On Tuesday, the Pinellas County School Board voted to hold a public hearing on changes to the school district's bullying policy that would let schools punish students for cyberbullying that happens on or off campus. The change comes as a result of a state-wide mandate for districts to update their bullying and harassment policies.
Under the revised policy, cyberbullying would be defined as a "bullying and harassment offense" and include any electronic communications, whether by computer or other technology, that causes a student "public or private humiliation."
The change comes after changes to to the state's 2008 anti-bullying law that gives school administrators authority to punish students for cyberbullying, regardless of where it takes place, if the bullying substantially disrupts the education process.

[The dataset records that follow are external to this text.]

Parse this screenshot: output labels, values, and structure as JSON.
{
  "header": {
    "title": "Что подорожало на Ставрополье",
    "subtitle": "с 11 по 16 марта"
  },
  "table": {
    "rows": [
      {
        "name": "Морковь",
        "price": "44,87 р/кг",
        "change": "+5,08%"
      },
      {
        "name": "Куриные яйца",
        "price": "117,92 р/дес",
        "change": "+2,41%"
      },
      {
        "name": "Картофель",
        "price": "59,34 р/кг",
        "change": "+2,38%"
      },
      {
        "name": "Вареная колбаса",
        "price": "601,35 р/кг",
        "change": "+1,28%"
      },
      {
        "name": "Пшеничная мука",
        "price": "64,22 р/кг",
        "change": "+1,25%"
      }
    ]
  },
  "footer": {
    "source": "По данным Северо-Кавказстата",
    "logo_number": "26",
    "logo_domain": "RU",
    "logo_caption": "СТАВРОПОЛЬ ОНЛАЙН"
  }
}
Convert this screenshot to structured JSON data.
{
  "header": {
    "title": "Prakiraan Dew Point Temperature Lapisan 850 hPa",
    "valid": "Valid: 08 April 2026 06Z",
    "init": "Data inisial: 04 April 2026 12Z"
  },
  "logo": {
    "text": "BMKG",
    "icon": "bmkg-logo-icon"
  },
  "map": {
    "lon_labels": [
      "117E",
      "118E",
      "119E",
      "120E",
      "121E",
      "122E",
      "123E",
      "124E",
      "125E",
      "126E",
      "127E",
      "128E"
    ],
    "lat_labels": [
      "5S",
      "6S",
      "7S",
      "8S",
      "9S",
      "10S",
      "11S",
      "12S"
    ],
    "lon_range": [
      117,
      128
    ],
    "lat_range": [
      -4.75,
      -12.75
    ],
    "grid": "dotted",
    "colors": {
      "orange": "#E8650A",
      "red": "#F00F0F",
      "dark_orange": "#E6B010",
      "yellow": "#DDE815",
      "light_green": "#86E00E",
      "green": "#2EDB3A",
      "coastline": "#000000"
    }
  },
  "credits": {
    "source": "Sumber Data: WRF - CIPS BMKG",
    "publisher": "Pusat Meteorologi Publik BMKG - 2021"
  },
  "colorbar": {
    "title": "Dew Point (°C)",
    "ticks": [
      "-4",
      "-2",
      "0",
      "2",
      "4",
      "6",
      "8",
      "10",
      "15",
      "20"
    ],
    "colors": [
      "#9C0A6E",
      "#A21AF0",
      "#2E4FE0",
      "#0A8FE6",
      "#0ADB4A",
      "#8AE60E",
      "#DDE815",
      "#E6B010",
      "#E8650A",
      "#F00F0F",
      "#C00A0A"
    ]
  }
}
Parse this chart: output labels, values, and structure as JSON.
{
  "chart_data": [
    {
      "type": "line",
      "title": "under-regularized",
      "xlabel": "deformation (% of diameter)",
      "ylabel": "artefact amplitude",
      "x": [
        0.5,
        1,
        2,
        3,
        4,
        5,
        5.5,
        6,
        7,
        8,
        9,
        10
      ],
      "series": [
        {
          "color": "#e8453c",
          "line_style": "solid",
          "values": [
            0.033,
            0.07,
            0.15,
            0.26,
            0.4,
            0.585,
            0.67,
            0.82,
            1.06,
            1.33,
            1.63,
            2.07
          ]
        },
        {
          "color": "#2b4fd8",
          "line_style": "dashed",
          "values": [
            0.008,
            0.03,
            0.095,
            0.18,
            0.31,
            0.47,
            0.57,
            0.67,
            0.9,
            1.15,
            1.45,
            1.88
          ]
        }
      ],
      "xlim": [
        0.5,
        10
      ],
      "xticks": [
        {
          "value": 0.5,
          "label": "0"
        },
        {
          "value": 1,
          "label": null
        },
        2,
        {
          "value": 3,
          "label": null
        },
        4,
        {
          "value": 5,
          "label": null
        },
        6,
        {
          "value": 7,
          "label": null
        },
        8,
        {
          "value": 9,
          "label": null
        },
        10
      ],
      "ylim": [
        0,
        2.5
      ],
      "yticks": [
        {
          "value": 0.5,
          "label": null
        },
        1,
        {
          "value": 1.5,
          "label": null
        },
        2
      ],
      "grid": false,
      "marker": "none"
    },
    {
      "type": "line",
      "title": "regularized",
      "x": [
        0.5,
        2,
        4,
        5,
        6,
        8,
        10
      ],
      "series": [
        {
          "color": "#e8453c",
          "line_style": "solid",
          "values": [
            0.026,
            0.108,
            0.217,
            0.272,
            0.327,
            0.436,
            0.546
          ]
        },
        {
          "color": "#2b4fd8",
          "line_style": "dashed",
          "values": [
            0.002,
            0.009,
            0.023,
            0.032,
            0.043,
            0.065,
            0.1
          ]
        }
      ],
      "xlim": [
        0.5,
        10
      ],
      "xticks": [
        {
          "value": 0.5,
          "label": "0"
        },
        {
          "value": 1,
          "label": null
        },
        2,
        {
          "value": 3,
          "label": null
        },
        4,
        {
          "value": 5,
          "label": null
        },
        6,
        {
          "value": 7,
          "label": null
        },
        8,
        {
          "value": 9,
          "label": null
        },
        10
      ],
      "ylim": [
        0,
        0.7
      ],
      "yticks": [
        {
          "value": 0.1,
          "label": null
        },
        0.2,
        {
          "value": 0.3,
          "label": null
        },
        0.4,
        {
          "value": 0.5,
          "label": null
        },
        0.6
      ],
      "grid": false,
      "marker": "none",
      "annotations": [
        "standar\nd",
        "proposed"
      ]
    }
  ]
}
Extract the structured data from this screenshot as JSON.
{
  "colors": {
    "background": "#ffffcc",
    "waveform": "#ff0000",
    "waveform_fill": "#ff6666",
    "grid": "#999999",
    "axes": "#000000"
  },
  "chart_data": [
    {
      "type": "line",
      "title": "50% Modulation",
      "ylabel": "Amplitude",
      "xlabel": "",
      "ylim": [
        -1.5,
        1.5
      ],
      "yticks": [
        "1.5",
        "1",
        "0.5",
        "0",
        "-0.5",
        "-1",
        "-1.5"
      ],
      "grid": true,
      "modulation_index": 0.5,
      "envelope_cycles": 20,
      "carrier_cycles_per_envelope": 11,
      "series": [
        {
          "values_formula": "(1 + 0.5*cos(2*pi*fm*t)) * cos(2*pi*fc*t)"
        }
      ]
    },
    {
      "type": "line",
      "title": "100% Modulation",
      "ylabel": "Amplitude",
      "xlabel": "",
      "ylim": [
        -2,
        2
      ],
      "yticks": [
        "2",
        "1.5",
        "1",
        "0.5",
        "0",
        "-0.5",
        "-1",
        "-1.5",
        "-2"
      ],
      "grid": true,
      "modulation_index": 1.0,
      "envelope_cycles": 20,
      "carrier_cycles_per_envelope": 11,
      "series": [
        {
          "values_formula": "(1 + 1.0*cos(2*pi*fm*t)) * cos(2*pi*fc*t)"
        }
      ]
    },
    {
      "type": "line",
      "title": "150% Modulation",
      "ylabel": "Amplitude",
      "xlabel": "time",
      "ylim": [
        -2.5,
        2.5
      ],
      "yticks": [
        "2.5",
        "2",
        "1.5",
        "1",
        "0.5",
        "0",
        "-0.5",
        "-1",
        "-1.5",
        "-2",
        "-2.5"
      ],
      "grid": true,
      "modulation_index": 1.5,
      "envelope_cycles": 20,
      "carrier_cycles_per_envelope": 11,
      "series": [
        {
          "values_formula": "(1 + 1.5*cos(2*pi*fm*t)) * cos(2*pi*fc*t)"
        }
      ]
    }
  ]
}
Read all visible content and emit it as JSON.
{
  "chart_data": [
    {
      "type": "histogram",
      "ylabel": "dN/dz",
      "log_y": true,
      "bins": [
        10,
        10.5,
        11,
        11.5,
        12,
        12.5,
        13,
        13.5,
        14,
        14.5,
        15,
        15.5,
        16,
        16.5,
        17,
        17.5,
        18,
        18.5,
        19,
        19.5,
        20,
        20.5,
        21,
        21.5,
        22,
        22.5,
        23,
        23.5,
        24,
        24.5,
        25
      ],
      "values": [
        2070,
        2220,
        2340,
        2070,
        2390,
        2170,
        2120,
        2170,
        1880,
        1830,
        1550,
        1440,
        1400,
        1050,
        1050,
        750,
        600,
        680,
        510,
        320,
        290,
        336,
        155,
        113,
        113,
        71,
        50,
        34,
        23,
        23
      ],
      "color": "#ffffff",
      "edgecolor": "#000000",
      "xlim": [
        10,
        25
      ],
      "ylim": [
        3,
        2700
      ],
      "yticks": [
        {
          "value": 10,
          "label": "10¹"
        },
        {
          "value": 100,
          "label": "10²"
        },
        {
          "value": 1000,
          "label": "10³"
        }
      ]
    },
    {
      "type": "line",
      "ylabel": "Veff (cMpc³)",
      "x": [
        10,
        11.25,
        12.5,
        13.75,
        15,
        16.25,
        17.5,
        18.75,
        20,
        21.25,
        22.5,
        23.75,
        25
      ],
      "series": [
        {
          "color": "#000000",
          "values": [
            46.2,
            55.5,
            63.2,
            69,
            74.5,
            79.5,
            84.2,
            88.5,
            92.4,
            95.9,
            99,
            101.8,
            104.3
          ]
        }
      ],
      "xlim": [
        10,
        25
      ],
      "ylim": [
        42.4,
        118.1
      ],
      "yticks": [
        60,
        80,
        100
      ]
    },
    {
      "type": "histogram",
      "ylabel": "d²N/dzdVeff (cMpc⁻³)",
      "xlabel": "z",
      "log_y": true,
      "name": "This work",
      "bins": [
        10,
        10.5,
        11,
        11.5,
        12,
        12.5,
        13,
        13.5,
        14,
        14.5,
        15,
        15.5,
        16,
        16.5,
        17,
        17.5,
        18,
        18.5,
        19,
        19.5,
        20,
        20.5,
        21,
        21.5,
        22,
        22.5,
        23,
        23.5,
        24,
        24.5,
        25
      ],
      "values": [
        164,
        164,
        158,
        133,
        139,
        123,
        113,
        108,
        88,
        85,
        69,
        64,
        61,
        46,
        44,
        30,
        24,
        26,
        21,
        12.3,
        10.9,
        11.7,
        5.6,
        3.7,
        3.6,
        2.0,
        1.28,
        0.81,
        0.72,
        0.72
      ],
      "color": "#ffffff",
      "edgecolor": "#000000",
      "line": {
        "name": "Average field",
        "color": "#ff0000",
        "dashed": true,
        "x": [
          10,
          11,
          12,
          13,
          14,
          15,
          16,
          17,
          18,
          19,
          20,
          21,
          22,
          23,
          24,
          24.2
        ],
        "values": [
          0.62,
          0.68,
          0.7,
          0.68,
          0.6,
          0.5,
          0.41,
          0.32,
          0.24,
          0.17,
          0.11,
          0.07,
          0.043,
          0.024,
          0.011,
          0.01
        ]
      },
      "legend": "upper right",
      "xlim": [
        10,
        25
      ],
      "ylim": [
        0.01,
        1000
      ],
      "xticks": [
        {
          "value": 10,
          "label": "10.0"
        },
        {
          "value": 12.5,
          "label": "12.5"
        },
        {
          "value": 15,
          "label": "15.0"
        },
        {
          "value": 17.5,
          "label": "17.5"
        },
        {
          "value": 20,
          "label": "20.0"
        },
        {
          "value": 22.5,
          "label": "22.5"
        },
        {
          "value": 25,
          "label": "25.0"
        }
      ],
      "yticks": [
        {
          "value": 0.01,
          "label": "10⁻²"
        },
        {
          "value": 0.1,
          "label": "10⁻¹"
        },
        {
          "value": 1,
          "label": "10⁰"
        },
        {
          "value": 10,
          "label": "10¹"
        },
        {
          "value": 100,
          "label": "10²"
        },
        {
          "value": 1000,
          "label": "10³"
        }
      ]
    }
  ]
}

Pinellas School Board Attorney David Koperski said the policy changes don't necessarily signify a change in practice, or challenge student's First Amendment rights to freedom of speech, but they do make the bullying laws "more complete."
"It codifies our already existing ability to reach beyond the four walls of a school building and reach a student who might be cyberbullying another student at their home on social media or the Internet and, under certain conditions, regulate that speech," Koperski said.
Hillsborough and Pasco counties have already changed their bullying policies to reflect the new legislation.
The policy's success will depend on school administrators, who determine when to get involved in a case of online bullying, said Ross Ellis, founder and CEO of the national anti-bullying organization Stomp Out Bullying.
Florida's anti-bullying legislation is among the best in the nation, Ellis said, but her organization continues to be inundated with phone calls from parents and students. That's a sign that it doesn't matter how strong a state's legislation is if schools don't enforce the policies, she said.
"My feeing is, it's your student, so no matter where your student is, if they're cyberbullying one of your other students, you need to step in," Ellis said. "To be very honest with you, most schools across the nation are doing nothing, sweeping it under the rug, hiding behind their legislation, so it's open season for any kid that's a bully."
Pinellas County Schools Superintendent Michael Grego said parents and students will be made aware of the changes and be required to sign a document saying they've read the updated code of conduct policy. The school district also will reach out to the PTA and other partner organizations to make sure students know there are "caring adults on campus to help address problems.''
Also Tuesday, the School Board held its first public hearing on the proposed $1.2 billion budget for the next fiscal year. With little discussion, board members gave preliminary approval to a tax rate of $8.06 per $1,000 of taxable value, a small decline from the current rate of $8.30 per $1,000.
Though the tax rate would drop slightly, the district still would bring in about $2 million more in local property taxes than in the current year because the local tax base grew by about 3.4 percent. The proposed tax rate would raise about $471 million; this year's tax rate brought in $469 million.
The final public hearing on the budget and tax rate is scheduled for Sept. 10.